Kıran, burada yaptığı konuşmada, "Filistin Halkıyla Uluslararası Dayanışma Günü vesilesiyle öncelikle dayanışmanızı ve ardından çok kıymetli Cumhurbaşkanımız, Dışişleri Bakanımız ve bütün Türk halkı adına Filistin davasını selamlıyoruz. Türkiye olarak kardeş Filistin halkına sürdürdüğümüz haklı mücadele desteğimizi ve dayanışmamızı her zamanki gibi aynı kararlılıkla aynı samimiyetle devam ettireceğiz." ifadesini kullandı.
Kıran, Cumhurbaşkanı Recep Tayyip Erdoğan'ın Filistin Halkıyla Uluslararası Dayanışma Günü dolayısıyla Birleşmiş Milletler (BM) Filistin Halkının Vazgeçilmez Haklarının Kullanılması Komitesi Başkanı Cheikh Niang'a gönderdiği mesajı okudu.
- "Türkiye her zaman Filistin davasına öncülük etmiştir"
Kıran, konuşmasının ardında AA muhabirine yaptığı değerlendirmede şunları söylledi:
"Bu dayanışmanın inşallah Filistin davası için hayırlara vesile olmasını diliyoruz.

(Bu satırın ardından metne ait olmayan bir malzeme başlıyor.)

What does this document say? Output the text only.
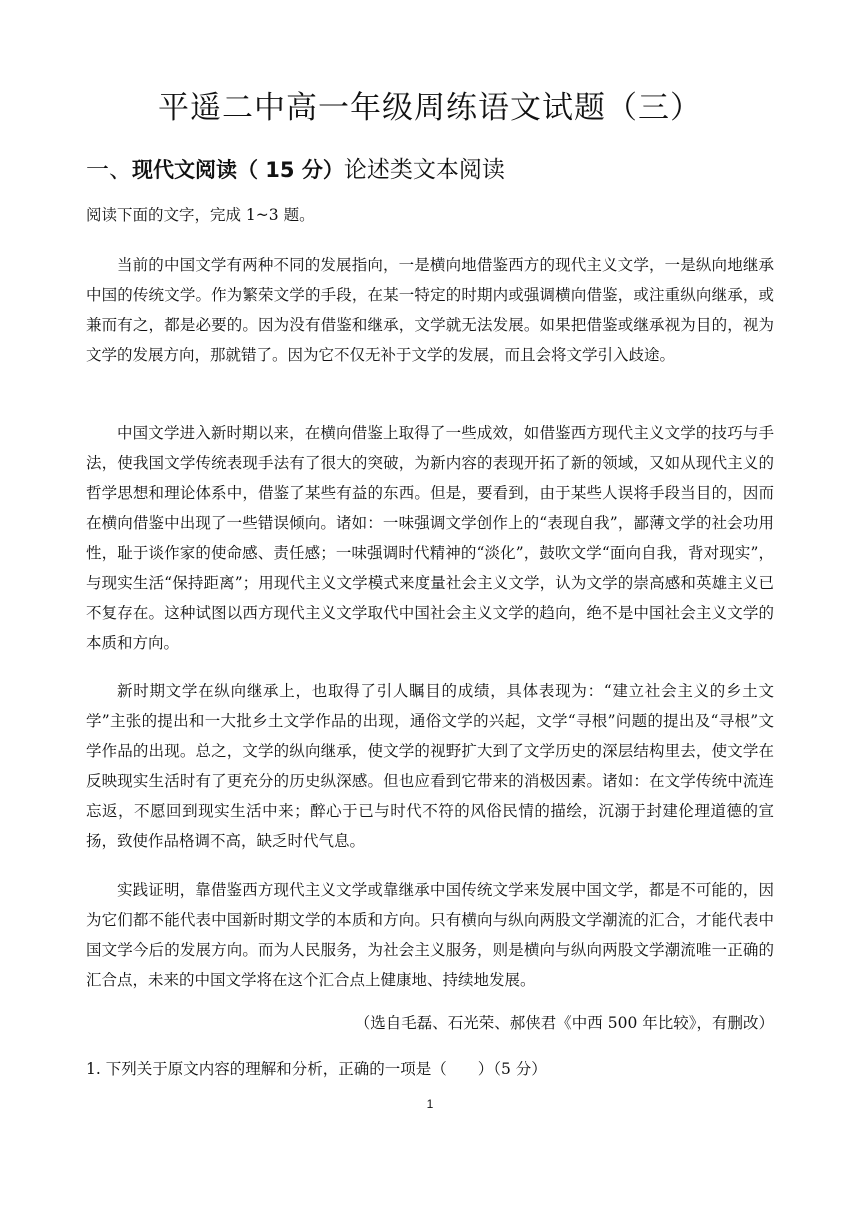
平遥二中高一年级周练语文试题（三）
一、现代文阅读（ 15 分）论述类文本阅读
阅读下面的文字，完成 1~3 题。
当前的中国文学有两种不同的发展指向，一是横向地借鉴西方的现代主义文学，一是纵向地继承中国的传统文学。作为繁荣文学的手段，在某一特定的时期内或强调横向借鉴，或注重纵向继承，或兼而有之，都是必要的。因为没有借鉴和继承，文学就无法发展。如果把借鉴或继承视为目的，视为文学的发展方向，那就错了。因为它不仅无补于文学的发展，而且会将文学引入歧途。
中国文学进入新时期以来，在横向借鉴上取得了一些成效，如借鉴西方现代主义文学的技巧与手法，使我国文学传统表现手法有了很大的突破，为新内容的表现开拓了新的领域，又如从现代主义的哲学思想和理论体系中，借鉴了某些有益的东西。但是，要看到，由于某些人误将手段当目的，因而在横向借鉴中出现了一些错误倾向。诸如：一味强调文学创作上的“表现自我”，鄙薄文学的社会功用性，耻于谈作家的使命感、责任感；一味强调时代精神的“淡化”，鼓吹文学“面向自我，背对现实”，与现实生活“保持距离”；用现代主义文学模式来度量社会主义文学，认为文学的崇高感和英雄主义已不复存在。这种试图以西方现代主义文学取代中国社会主义文学的趋向，绝不是中国社会主义文学的本质和方向。
新时期文学在纵向继承上，也取得了引人瞩目的成绩，具体表现为：“建立社会主义的乡土文学”主张的提出和一大批乡土文学作品的出现，通俗文学的兴起，文学“寻根”问题的提出及“寻根”文学作品的出现。总之，文学的纵向继承，使文学的视野扩大到了文学历史的深层结构里去，使文学在反映现实生活时有了更充分的历史纵深感。但也应看到它带来的消极因素。诸如：在文学传统中流连忘返，不愿回到现实生活中来；醉心于已与时代不符的风俗民情的描绘，沉溺于封建伦理道德的宣扬，致使作品格调不高，缺乏时代气息。
实践证明，靠借鉴西方现代主义文学或靠继承中国传统文学来发展中国文学，都是不可能的，因为它们都不能代表中国新时期文学的本质和方向。只有横向与纵向两股文学潮流的汇合，才能代表中国文学今后的发展方向。而为人民服务，为社会主义服务，则是横向与纵向两股文学潮流唯一正确的汇合点，未来的中国文学将在这个汇合点上健康地、持续地发展。
（选自毛磊、石光荣、郝侠君《中西 500 年比较》，有删改）
1. 下列关于原文内容的理解和分析，正确的一项是（　　）（5 分）
1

Artık uluslararası toplumun da bu konuda duyarlılık göstermesini ve somut adımlarla Filistin halkının yanında olmasını bekliyoruz. Türkiye her zaman Filistin davasına öncülük etmiştir. Cumhurbaşkanımız Sayın Recep Tayyip Erdoğan Filistin davasının öncüsü olmuştur."
Cumhurbaşkanı Erdoğan'ın her zaman Filistin davasına, halkına ve devletine güç verdiğini söyleyen Kıran, "(Cumhurbaşkanı Erdoğan) 'Herkes Filistin'e sırtını dönse de Türkiye dönmeyecektir.' teminatını vermiştir. 'Kudüs kırmızı çizgimiz.' demiştir. 'Son nefesime kadar Filistin halkının yanında olacağım.' demiştir. Bugün burada bir kez daha bunun somut yansımasını görmüş olduk." dedi.
- "Türkiye'nin verdiği destek ve girişimler gurur kaynağımız"
Filistin'in Ankara Büyükelçisi Mustafa, İsrail'in şiddet ve işgal zihniyetini bırakarak, diğerlerinin haklarını tanıyıp, eşit bir davranış şekliyle barışı tesis etmesi ve sınırları siyasi olan savaşı inanç savaşına çevirmeyi bırakması gerektiğini kaydetti.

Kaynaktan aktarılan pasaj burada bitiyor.